Part of Adoption and Children Bill – in a Public Bill Committee am 11:00 am ar 6 Rhagfyr 2001.

Danfonwch hysbysiad imi am ddadleuon fel hyn

Photo of Tim Loughton Tim Loughton Shadow Spokesperson (Health) 11:00, 6 Rhagfyr 2001

Now that we have departed from the choppy waters of aristocratic sperm, it will be interesting to see how the Lords deal with those clauses. We are now on the safer—as far as the Hansard reporters are concerned—territory of trustees.

I would like the Parliamentary Secretary to elucidate the clause. I speak with a vested, but non-pecuniary interest as someone who acts as a trustee for various funds. Subsection (1) exempts trustees from inquiring in the course of their duties, which would normally be to distribute the assets of a trust fund or administer the distribution of income, about the adoptive state of—I presume—a potential beneficiary of the trust.
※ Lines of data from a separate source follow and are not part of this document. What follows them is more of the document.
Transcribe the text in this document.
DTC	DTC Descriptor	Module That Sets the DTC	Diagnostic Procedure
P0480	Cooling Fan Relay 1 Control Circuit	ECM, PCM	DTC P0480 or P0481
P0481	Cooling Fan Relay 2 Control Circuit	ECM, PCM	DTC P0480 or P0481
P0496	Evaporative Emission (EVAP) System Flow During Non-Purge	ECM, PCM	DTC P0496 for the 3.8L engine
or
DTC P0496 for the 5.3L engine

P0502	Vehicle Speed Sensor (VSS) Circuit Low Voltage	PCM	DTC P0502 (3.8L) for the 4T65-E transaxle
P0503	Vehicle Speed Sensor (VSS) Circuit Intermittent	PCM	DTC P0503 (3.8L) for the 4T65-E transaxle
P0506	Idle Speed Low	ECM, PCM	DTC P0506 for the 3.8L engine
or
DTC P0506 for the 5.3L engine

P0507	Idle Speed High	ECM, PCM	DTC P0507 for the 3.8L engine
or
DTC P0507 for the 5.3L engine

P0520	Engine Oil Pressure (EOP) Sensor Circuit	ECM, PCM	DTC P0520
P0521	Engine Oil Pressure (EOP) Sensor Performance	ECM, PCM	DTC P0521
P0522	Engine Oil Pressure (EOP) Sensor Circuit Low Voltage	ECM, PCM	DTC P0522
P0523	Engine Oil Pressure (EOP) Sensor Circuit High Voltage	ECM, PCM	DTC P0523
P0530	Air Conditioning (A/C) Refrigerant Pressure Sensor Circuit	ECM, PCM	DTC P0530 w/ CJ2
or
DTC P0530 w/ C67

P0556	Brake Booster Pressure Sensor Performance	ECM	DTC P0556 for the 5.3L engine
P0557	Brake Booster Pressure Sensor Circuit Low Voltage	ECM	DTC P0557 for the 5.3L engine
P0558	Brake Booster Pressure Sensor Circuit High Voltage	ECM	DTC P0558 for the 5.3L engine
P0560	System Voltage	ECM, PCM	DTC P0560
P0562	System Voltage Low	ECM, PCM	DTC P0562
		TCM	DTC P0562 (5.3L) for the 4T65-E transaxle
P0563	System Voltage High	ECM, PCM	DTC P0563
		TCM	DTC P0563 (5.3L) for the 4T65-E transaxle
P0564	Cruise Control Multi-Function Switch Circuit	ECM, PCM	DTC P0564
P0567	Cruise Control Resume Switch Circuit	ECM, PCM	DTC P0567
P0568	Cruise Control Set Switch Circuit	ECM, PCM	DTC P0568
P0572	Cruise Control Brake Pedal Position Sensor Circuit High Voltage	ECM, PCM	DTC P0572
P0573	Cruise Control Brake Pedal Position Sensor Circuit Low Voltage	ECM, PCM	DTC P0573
I would like the Parliamentary Secretary to explain that. A trust may be set up with the explicit intention that its assets should be passed on only to blood relatives. For example, grandparents may set up a trust for their grandchildren, but they may want only the natural-born children of their children to inherit from it. If, after the grandparents' death, an additional child was adopted by the second generation and the trustees were unaware of that, could that adopted child be a beneficiary of the distribution of the trust's assets in the same way as the blood relatives? If it were later discovered by the trustees that they had effectively breached the terms of the trust because an adopted child had become a beneficiary, would there be no comeback on that? It would be useful to clarify that for trustees. I admit that it would be unusual for there to be exclusions or exemptions for adopted children in a trust's documents, but it is not inconceivable.